Boè, el nuevo sofá escultura de Désirée

La armoniosa asimetría y el intrigante juego de proporciones hacen de Boè –el sofá novedad de 2019 creado por Jai Jalan para Désirée– un modelo que recuerda una dormeuse contemporánea, expresión de la filosofía de proyecto de su diseñador que se traduce en el deseo de crear productos funcionales a la idea de “mimar y mimarse”. Monolítico, envolvente y sinuoso, Boè es un sofá-escultura que invita a sentarse en la curva lateral, arrellanándose en la postura semitumbada típica de la chaise longue, desde siempre considerada como elemento decorativo elegante y lujoso.

Este tipo de asiento, en la actualidad conocido también como daybed, tiene sus raíces en la antigüedad y mueve sus pasos desde lo que en la Roma antigua se denominaba triclinium o lectus convivialis. Un modelo también apreciado por la corte de Francia, donde María Antonieta se rodeaba de damas de compañía para charlar y hacerse mimar. Como se nota en algunas pinturas de esa época, es justo en este periodo histórico que la dormeuse fue adquiriendo el aspecto y las características de elegancia que le vamos atribuyendo hasta la fecha.
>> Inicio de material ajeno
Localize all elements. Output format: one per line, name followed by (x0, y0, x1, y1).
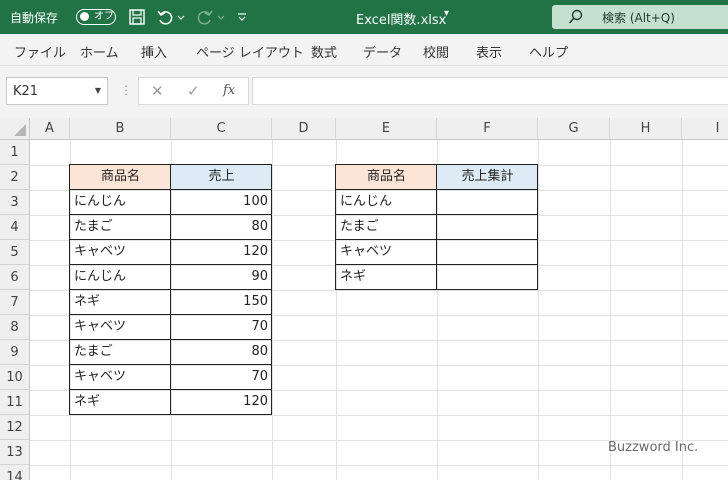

Boè reedita con gran modernidad y previsión un gran clásico gracias a algunos elementos que lo caracterizan: el cojín del asiento mullido con efecto pespunteado, la media curva en uno de los dos lados, el asiento encastrado y el pespunteado con botones automáticos para la máxima practicidad de mantenimiento y, finalmente, la suspensión sobre una base minimal de metal.

Un modelo cuya función es múltiple: ofrece la posibilidad de descansar o relajarse con un buen libro y una copa de vino, estando sentados o tumbados con un cómodo soporte detrás de la espalda que, en el caso de Boè, está situado en la parte final curvada que sirve como respaldo-brazo. Su versatilidad destaca también por el papel que este producto acolchado desempaña en los espacios, protagonizándolos desde el centro de la sala o como elemento que se acompaña con otros complementos de decoración, confiriendo un impacto estético que, gracias a las curvas dinámicas, va cambiando de continuo dependiendo del punto de observación o de cómo se lo interpreta en el uso cotidiano.